Einfältig
Wer etwas beschreibt, beschreibt nie alles, sondern immer eine Auswahl. Welche Auswahl getroffen wird, spielt für die Form von Konflikten eine enorme Rolle. Oft werden Konflikte über Ziel- oder Interessensgegensätze erklärt. Mindestens genauso wichtig ist es, dass Konflikte darüber entstehen können, wie ein und dieselbe Realität unterschiedlich wahrgenommen und beschrieben wird. „So war es und nicht anders!“ Eine Aussage, die den Anspruch hat, festzulegen, was wirklich passiert ist, ignoriert, dass jede Beschreibung ein Bild dessen ist, der beschreibt. Christian Morgenstern formulierte dies mal aphoristisch so: „Wenn ein Affe ins Evangelium hineinschaut, so schaut auch ein Affe wieder aus dem Evangelium heraus!“
Streit entsteht folglich leicht dann, wenn es um das wahre „Evangelium“ geht.
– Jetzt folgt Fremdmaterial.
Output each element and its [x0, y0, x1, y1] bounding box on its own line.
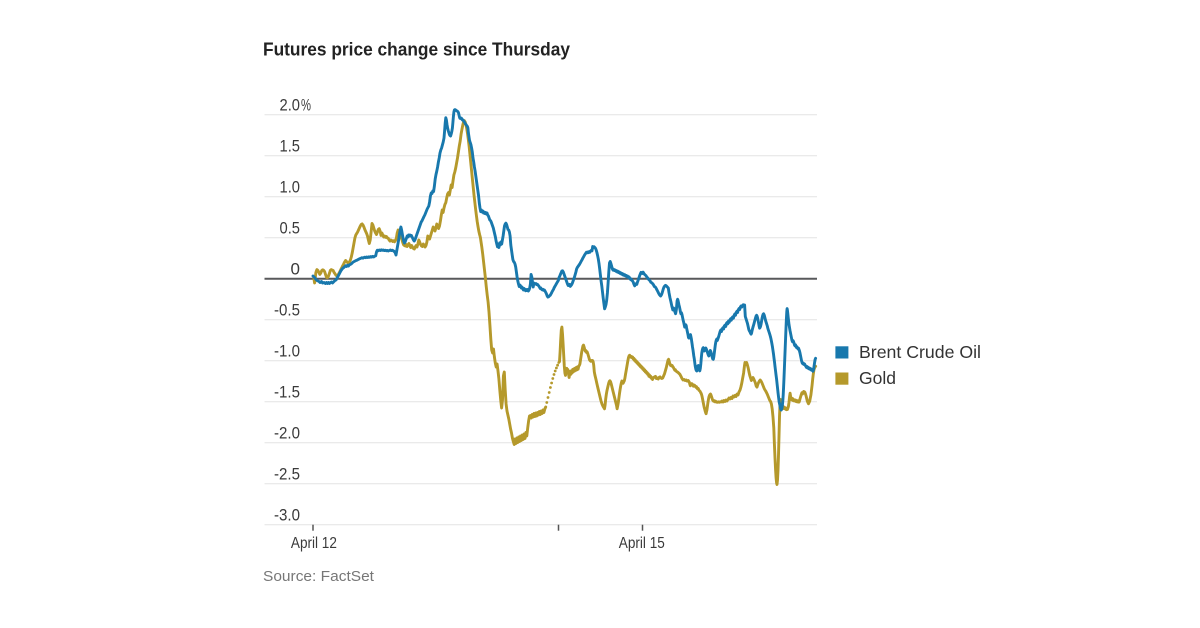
svg-text:-1.5: -1.5: [274, 383, 300, 402]
svg-text:0.5: 0.5: [280, 219, 301, 238]
svg-text:1.5: 1.5: [280, 137, 301, 156]
svg-text:%: %: [301, 95, 311, 114]
svg-text:0: 0: [291, 260, 300, 279]
svg-text:2.0: 2.0: [280, 96, 301, 115]
svg-text:-3.0: -3.0: [274, 506, 300, 525]
svg-text:-2.5: -2.5: [274, 465, 300, 484]
svg-text:Futures price change since Thu: Futures price change since Thursday: [263, 39, 571, 60]
svg-text:Brent Crude Oil: Brent Crude Oil: [859, 342, 981, 362]
svg-text:April 12: April 12: [291, 535, 337, 552]
svg-text:-0.5: -0.5: [274, 301, 300, 320]
svg-text:-1.0: -1.0: [274, 342, 300, 361]
svg-text:April 15: April 15: [619, 535, 665, 552]
svg-text:-2.0: -2.0: [274, 424, 300, 443]
svg-text:Gold: Gold: [859, 368, 896, 388]
svg-text:Source: FactSet: Source: FactSet: [263, 568, 375, 585]
svg-text:1.0: 1.0: [280, 178, 301, 197]
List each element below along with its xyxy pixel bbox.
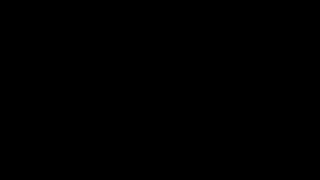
Text: NaOH: NaOH xyxy=(149,78,183,91)
Text: OH: OH xyxy=(75,71,91,81)
Text: Epoxide formed from halohydrins: Epoxide formed from halohydrins xyxy=(9,35,311,50)
Text: O: O xyxy=(256,65,264,75)
Text: Cl: Cl xyxy=(124,91,135,102)
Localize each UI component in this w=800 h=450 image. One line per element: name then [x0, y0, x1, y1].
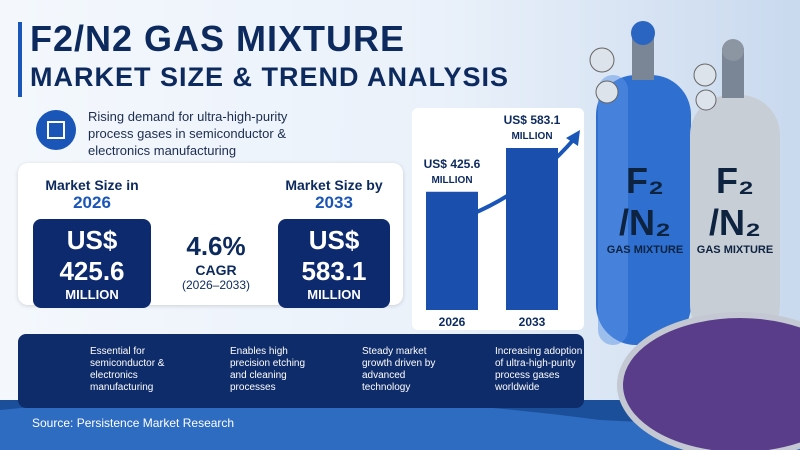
- bar: [506, 148, 558, 310]
- formula: F₂: [626, 160, 664, 201]
- cylinder-label: F₂ /N₂ GAS MIXTURE: [600, 160, 690, 256]
- bar-chart: US$ 425.6 MILLION 2026 US$ 583.1 MILLION 2033: [424, 113, 561, 329]
- stat-label: Market Size in: [45, 177, 139, 193]
- stat-year: 2033: [315, 193, 353, 212]
- source: Source: Persistence Market Research: [32, 416, 235, 430]
- stat-unit: MILLION: [65, 287, 119, 302]
- wave: [0, 397, 800, 450]
- chip-icon: [36, 110, 76, 150]
- stat-year: 2026: [73, 193, 111, 212]
- value-label: US$ 583.1: [504, 113, 561, 127]
- gas-label: GAS MIXTURE: [696, 244, 774, 256]
- stat-unit: MILLION: [307, 287, 361, 302]
- tagline: Rising demand for ultra-high-purity proc…: [88, 109, 288, 158]
- cylinder-label: F₂ /N₂ GAS MIXTURE: [690, 160, 780, 256]
- stat-value: US$ 583.1: [301, 225, 367, 286]
- stat-label: CAGR: [195, 262, 237, 278]
- x-tick-label: 2026: [439, 315, 466, 329]
- stat-period: (2026–2033): [181, 278, 251, 292]
- stats-panel: Market Size in 2026 US$ 425.6 MILLION 4.6…: [18, 163, 403, 308]
- feature: Enables high precision etching and clean…: [230, 346, 306, 393]
- value-unit: MILLION: [431, 175, 472, 186]
- formula: /N₂: [619, 202, 671, 243]
- wafer: [617, 312, 800, 450]
- feature: Increasing adoption of ultra-high-purity…: [495, 346, 583, 393]
- x-tick-label: 2033: [519, 315, 546, 329]
- feature-band: [18, 334, 584, 408]
- title-bar: [18, 22, 22, 97]
- formula: /N₂: [709, 202, 761, 243]
- formula: F₂: [716, 160, 754, 201]
- stat: Market Size in 2026 US$ 425.6 MILLION: [33, 177, 151, 308]
- stat-value: 4.6%: [186, 231, 246, 261]
- feature: Steady market growth driven by advanced …: [362, 346, 436, 393]
- stat-label: Market Size by: [285, 177, 383, 193]
- cylinder-silver: [690, 95, 780, 345]
- stat-value: US$ 425.6: [59, 225, 125, 286]
- value-label: US$ 425.6: [424, 157, 481, 171]
- subtitle: MARKET SIZE & TREND ANALYSIS: [30, 62, 510, 92]
- gas-label: GAS MIXTURE: [606, 244, 684, 256]
- value-unit: MILLION: [511, 131, 552, 142]
- title: F2/N2 GAS MIXTURE: [30, 18, 406, 59]
- bar: [426, 191, 478, 310]
- stat: Market Size by 2033 US$ 583.1 MILLION: [278, 177, 390, 308]
- feature: Essential for semiconductor & electronic…: [90, 346, 165, 393]
- stat: 4.6% CAGR (2026–2033): [166, 231, 266, 292]
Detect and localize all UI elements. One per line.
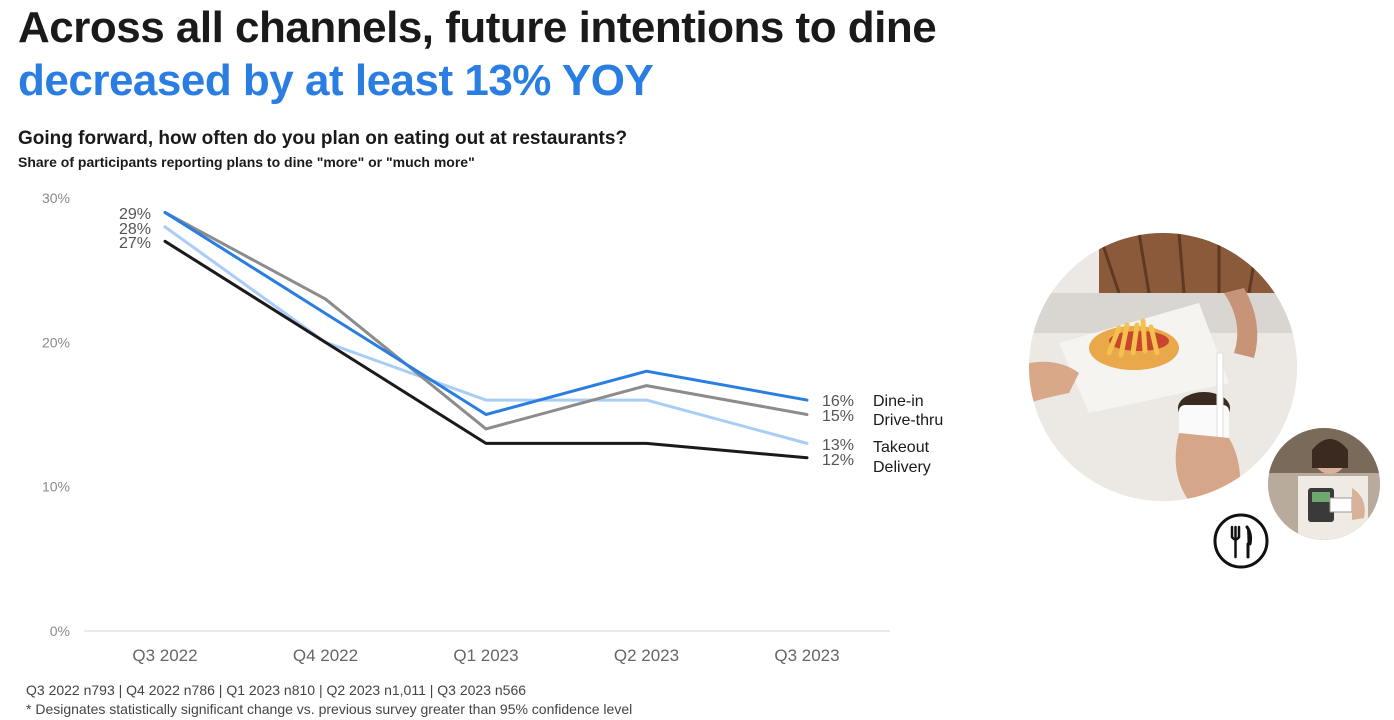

Sobald die Teilnehmer einer Kommunikation darauf bestehen, dass ihre Beschreibung alles abdeckt und sich mit ihrer Sichtweise identifizieren, entsteht ein Entweder-oder. Die Welt des Konfliktsystems rutscht von der Viel-falt in die Ein-falt. In einfältigen Beschreibungen werden alle anderen Möglichkeiten ausgeschlossen. Es zählt nur die (vermeintlich objektive) Information („Was steht drin?“) und der Mitteilungsaspekt der Kommunikation („Was lese ich raus?“) verschwindet.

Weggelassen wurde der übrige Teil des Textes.